The desperado Reagan was chasing in the Florida primary was only Gerry Ford, stumbling, bumbling, but still president--and staid Republicans love their incumbents. Reagan got his voters committed early--it looked like he was off to a steaming start--but the Republicans on the patios sat back undecided and finally, safely, went to Ford. Reagan wilted, 53-47.
Even the Wall Street Journal, which had editorialized for months against Ford's "misrepresentations" of Reagan's positions, saw the light and the Reagan fade. Two days ago, the Journal ran a full-column-plus article on the disintegration of Reagan's campaign strategy, with all sorts of desperate-sounding quotes from campaign managers.
On the Democratic side, Jimmy Carter won the Florida primary with the same "winner" tactics he's been using for a year now: don't say anything, don't take stands, don't offend anyone, smile. The polyester business people across Florida's midsection, centered on Disneyworld in Orlando, went for Carter because they perceived him as the candidate least likely to make changes.
Carter also took most of the liberal vote in Florida. It was a sad-and-sick-and-sunk-amongst-the-sharks liberal vote, but the idea was to stop Wallace, and stop Wallace they did. George Wallace drew only 31 per cent of the Democratic vote, against Carter's 34 in a state where he swamped the field with 42 per cent in 1972.
With Wallace and Carter, the story is their personalities. With Scoop Jackson, who has no personality, the only story is his money. Jackson ran for president in 1972, and raked in the campaign funds from American Jews (who like his hard line on detente and Soviet emigration), such home-state companies as Boeing, and old-line Democratic givers. Jackson kept up the fund-raising effort even after his 1972 campaign folded--so that he came into 1976 with more money than anyone else--most of it large gifts from before the Campaign Practices Act, which limited gifts to $5000, went into effect.

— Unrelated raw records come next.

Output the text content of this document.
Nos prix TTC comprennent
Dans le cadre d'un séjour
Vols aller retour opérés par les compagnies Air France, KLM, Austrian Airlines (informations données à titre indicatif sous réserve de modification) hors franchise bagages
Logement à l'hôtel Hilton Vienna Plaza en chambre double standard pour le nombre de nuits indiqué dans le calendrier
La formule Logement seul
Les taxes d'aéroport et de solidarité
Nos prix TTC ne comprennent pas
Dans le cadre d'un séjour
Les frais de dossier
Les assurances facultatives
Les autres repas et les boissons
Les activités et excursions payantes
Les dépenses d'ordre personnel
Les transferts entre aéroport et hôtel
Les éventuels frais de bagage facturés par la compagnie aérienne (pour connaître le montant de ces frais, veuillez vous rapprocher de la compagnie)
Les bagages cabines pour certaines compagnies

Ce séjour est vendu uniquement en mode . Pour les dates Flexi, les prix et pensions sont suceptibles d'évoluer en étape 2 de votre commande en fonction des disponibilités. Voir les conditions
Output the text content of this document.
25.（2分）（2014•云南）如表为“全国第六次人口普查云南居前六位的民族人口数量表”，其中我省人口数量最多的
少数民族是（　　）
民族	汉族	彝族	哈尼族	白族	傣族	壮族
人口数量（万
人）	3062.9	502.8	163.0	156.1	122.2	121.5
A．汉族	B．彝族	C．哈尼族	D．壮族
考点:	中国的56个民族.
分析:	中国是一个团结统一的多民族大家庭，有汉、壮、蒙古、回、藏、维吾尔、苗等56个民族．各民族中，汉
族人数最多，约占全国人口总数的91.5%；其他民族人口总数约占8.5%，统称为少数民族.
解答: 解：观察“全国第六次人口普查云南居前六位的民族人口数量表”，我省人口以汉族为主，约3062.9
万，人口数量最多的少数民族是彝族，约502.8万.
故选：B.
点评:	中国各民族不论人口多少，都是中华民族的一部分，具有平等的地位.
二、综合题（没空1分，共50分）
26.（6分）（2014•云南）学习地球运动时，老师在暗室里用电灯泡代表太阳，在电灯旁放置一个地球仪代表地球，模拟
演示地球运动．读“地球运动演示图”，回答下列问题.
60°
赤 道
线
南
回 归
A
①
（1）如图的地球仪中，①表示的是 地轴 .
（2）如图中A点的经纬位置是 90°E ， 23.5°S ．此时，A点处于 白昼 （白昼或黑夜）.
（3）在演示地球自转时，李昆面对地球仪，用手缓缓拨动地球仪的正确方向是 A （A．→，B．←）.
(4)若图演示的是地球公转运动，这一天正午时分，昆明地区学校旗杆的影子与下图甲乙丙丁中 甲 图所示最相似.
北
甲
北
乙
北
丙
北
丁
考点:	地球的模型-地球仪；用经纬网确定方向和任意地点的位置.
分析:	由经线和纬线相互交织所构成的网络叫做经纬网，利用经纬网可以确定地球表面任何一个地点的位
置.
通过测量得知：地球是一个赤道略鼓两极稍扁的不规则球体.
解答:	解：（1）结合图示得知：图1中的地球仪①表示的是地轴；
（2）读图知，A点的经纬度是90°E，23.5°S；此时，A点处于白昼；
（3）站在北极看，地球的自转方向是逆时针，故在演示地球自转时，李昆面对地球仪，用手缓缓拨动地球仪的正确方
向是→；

But the financial crunch is hard on candidates as well as on cities. Bayh has closed shop, Harris is suspending activity for two months to raise money, Udall is spending the next month before Wisconsin soliciting funds, Wallace owes hundreds of thousands to his direct-mail firm, Carter is out there hustling short on cash. Jackson is no exception--he had $1.5 million cash on hand as of February 1--on February 28 he had $260,000.
New York is the payoff--Jackson did well in Massachusetts, and about as expected in Florida--but will Moynihan's endorsement play in Rochester? More than one liberal Democrat is worried about Jackson's foreign policy--their line is that Scoop's the one to start World War III. Jackson still has some liabilities from his bald-eagle stance of the Vietnam years. And yesterday three labor leaders, including Victor Gottbaum in New York, former Bayh campaigners, came out for Udall.